Faut-il craindre les batteries Lithium à bord ?

Bon nombre de plaisanciers que nous avons rencontré, hésite à s’équiper de batterie Lithium par crainte d’incident grave comme l’incendie. Pour en savoir plus, nous nous sommes rapprochés des constructeurs non seulement de batteries mais aussi des équipementiers qui fabriquent des éléments pour sécuriser l’installation à bord.

Les équipements sensibles à bord

On a tendance à ne parler que des batteries Lithium comme équipement susceptible de prendre feu ou d’exploser à bord des bateaux. L’une des raisons, les informations diffusées sur les incendies survenus sur des véhicules terrestres de la voiture à la trottinette. En réalité, les causes de ces incendies sont bien souvent dues, non pas à la batterie, mais à ses périphériques comme le chargeur ou le câblage. Sur un bateau, il en est de même. D’autres équipements sont également sensibles comme le gaz, le carburant, le chauffage, etc. Sur un équipement au gaz, présent sur la majorité des bateaux, lorsqu’il y a un accident, c’est rarement dû au stockage du gaz (bouteille) mais à sa distribution : tuyauterie non conforme ou périmée, voire à la cuisinière pas entretenue.

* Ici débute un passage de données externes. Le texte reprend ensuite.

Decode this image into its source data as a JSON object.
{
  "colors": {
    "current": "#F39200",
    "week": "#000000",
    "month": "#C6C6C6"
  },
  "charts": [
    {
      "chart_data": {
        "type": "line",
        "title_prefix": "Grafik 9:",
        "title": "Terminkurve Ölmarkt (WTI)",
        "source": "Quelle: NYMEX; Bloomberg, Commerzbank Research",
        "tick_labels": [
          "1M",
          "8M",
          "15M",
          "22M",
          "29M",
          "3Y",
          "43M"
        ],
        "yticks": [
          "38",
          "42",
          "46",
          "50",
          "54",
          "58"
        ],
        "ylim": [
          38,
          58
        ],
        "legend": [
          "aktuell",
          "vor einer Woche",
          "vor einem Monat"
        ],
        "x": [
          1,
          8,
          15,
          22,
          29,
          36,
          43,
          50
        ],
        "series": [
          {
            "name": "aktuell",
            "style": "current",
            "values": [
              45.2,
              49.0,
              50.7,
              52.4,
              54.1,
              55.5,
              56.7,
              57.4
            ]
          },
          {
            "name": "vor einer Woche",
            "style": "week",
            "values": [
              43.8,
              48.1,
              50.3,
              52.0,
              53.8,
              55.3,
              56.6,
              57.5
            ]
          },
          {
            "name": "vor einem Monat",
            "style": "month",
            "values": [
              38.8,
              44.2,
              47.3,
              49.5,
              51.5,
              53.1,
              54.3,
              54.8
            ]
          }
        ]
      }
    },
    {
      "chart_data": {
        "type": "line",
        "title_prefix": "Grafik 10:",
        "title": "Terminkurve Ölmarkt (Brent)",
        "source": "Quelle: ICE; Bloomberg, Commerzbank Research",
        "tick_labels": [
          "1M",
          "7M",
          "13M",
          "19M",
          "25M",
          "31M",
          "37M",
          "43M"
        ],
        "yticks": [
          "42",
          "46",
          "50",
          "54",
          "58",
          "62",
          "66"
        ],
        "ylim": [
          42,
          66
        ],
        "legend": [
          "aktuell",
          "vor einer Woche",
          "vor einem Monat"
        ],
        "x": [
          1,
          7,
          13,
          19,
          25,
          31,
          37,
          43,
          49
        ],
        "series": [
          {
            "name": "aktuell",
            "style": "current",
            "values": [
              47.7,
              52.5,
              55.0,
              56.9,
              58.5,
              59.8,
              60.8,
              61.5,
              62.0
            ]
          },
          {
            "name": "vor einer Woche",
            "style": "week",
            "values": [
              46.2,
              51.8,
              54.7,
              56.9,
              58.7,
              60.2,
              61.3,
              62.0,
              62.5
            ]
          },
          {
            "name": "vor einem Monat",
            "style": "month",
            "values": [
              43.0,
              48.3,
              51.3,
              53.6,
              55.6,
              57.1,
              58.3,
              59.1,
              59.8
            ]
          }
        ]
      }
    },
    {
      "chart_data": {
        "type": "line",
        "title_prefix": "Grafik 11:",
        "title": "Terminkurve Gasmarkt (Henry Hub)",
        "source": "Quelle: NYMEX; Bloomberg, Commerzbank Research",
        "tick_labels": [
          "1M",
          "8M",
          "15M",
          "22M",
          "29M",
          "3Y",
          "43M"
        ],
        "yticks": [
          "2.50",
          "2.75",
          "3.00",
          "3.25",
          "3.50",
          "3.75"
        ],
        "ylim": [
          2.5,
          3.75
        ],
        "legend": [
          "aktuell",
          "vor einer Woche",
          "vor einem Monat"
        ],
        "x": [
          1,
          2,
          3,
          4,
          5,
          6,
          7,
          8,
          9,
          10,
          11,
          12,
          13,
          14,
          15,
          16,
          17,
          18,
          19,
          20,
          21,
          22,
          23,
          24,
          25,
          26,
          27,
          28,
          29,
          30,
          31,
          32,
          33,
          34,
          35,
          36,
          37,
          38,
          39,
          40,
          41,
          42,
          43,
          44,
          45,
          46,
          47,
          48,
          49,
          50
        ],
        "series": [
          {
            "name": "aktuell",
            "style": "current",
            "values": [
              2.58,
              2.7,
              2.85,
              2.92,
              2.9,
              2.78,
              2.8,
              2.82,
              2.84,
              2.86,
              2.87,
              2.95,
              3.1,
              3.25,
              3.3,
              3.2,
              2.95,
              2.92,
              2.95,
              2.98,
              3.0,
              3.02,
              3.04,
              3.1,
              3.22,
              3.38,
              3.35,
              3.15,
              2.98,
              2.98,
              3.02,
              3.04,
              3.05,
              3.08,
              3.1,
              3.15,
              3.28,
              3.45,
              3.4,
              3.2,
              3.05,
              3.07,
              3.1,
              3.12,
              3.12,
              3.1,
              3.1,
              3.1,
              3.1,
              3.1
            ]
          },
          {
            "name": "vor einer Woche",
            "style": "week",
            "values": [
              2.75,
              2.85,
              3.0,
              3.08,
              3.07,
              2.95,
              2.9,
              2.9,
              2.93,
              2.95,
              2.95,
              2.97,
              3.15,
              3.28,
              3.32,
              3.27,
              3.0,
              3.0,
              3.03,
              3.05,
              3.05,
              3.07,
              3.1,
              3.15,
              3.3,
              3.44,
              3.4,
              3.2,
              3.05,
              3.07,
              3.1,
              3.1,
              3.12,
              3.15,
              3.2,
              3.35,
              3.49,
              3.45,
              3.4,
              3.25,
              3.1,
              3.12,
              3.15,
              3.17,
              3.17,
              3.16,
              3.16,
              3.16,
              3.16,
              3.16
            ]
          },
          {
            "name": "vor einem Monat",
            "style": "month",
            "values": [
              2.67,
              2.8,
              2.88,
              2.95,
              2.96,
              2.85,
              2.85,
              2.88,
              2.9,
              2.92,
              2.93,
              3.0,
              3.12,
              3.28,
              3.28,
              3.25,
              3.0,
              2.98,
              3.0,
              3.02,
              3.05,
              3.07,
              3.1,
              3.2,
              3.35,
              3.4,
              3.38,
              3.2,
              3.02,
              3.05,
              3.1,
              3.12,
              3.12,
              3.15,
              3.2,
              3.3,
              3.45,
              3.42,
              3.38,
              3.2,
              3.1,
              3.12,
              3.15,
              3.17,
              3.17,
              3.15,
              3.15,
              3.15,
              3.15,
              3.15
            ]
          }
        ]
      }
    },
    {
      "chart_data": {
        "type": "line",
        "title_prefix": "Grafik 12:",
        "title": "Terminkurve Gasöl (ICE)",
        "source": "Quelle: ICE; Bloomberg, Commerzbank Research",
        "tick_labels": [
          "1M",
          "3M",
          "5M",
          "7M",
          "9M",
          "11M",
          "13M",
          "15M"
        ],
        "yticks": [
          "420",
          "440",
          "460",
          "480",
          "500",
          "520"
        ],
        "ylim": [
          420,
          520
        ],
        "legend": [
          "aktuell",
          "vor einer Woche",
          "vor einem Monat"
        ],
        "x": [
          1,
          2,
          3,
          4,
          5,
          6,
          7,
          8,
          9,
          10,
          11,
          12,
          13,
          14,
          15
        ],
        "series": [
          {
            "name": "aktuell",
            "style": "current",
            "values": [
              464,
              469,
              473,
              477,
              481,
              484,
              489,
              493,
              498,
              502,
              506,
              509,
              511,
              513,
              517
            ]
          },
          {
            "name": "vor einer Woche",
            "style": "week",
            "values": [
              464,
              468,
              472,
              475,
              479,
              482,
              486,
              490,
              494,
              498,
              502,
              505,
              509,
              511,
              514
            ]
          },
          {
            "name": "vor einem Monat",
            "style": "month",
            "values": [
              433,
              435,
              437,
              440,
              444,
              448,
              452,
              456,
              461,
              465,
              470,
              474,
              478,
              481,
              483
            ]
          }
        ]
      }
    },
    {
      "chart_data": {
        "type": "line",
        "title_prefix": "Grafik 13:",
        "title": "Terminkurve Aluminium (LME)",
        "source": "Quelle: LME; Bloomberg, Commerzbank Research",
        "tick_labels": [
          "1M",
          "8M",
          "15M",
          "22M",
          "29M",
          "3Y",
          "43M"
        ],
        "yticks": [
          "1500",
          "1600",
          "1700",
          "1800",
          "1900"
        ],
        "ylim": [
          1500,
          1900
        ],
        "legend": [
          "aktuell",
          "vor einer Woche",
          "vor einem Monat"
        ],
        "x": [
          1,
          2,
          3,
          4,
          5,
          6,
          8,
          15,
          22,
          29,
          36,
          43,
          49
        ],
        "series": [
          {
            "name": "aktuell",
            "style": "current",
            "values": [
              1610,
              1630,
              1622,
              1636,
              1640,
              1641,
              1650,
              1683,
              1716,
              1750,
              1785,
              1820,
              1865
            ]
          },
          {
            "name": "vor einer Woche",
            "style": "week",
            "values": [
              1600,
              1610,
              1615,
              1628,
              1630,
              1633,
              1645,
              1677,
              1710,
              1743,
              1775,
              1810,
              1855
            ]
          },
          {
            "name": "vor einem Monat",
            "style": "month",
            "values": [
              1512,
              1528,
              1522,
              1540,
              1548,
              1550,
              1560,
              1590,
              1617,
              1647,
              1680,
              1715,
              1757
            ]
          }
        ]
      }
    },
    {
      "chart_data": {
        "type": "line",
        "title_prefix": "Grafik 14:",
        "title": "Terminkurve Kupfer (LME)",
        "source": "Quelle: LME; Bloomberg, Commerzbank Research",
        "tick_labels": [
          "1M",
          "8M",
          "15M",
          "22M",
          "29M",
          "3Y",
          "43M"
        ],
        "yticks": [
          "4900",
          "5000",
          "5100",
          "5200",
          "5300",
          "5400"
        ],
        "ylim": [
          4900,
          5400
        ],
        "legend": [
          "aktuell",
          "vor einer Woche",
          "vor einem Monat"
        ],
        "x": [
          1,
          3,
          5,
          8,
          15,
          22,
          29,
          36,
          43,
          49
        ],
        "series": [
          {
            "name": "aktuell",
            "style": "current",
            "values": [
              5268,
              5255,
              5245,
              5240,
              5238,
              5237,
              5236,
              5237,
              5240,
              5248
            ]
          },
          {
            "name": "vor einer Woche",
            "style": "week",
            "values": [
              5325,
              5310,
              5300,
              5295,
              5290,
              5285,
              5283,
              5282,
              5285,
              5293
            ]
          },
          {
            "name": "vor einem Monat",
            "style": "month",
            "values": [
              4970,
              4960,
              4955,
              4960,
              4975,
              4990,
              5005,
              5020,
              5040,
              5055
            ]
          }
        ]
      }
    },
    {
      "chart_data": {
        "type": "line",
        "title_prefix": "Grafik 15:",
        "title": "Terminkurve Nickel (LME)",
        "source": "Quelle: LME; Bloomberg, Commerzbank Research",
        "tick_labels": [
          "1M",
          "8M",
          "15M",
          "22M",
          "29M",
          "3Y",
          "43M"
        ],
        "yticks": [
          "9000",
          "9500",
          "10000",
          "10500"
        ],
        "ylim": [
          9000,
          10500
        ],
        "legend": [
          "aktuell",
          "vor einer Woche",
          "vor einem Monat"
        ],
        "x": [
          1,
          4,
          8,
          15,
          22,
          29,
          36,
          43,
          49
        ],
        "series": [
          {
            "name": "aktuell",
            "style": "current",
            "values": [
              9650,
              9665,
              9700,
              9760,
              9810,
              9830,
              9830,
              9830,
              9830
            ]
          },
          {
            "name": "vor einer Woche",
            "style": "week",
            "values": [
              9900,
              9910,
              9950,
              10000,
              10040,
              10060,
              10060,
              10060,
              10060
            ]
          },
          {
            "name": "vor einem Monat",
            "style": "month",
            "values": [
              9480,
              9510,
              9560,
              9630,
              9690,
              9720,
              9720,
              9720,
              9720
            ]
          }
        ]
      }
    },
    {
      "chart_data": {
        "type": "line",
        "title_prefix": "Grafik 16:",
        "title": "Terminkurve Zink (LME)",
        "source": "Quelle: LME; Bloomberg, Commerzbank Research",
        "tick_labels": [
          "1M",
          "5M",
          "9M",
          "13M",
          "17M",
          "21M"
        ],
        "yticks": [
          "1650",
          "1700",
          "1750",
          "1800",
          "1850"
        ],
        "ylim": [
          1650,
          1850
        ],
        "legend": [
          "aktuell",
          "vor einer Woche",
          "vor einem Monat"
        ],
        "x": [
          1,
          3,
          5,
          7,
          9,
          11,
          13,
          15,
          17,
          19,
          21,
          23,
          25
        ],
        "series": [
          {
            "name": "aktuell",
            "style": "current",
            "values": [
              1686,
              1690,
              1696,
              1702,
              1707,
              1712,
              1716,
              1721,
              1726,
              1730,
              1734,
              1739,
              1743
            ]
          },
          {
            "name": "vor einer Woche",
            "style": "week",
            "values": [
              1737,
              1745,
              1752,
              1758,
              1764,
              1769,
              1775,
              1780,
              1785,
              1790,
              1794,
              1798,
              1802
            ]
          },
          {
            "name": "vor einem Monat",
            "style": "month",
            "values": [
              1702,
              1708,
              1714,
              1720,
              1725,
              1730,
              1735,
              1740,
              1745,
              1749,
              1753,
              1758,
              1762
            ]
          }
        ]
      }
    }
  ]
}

Alternateur sur un moteur Volvo
Alternateur sur un moteur Volvo


Pourquoi les batteries au Lithium sont plus sensibles que les autres technologies ?

Les batteries à électrolyte liquide (ouvertes ou fermées), les GEL, les AGM, lorsqu’elles sont en charge que ce soit à l’aide d’un chargeur, d’un alternateur, de panneaux solaires ou d’éoliennes, ne demandent qu’un courant relativement faible. Par exemple, les chargeurs nouvelles générations travaillent en trois phases (boost, absorption, floating). Pendant le boost le courant fournit est maximal, la tension croît vers son maximum, l’absorption maintient la tension maximum et le courant décroît, lors du floating la tension est maintenue constante et le courant minimum, en fonction de la demande. Un cycle de charge complet demande 12 heures. Si on observe la charge lorsque le moteur tourne et que l’alternateur est en service, on constate que le courant est maximum pendant un temps court pour se stabiliser rapidement à quelques ampères. Il est évident que si l’on consomme pendant la charge (chargeur ou alternateur) ces derniers fournissent, en fonction de leur puissance, le courant demandé. Les batteries au Lithium ont un comportement différent ce qui en fait les avantages, mais qui demande certaines précautions. Les batteries standard (électrolyte liquide, GEL, AGM) doivent être rechargées avec un courant moyen qui n’excède pas 10% à 15% de leur capacité et elles ne doivent pas être déchargées à plus de 30% sans risque de la détériorer. Par exemple, sur une batterie de 100 Ah, on ne dispose que de 70 ampères (70%) et le courant de charge moyen est de 10 à 15 ampères (10% à 15%). Une batterie au Lithium peut être déchargée à 100% et être rechargée avec un courant égal à sa capacité. Si on reprend notre batterie de 100 Ah, avec du Lithium, on dispose de 100 ampères et on peut la recharger en une heure. Deux avantages : capacité importante et temps de recharge réduit mais qui nécessite quelques modifications sur le circuit de charge de bord.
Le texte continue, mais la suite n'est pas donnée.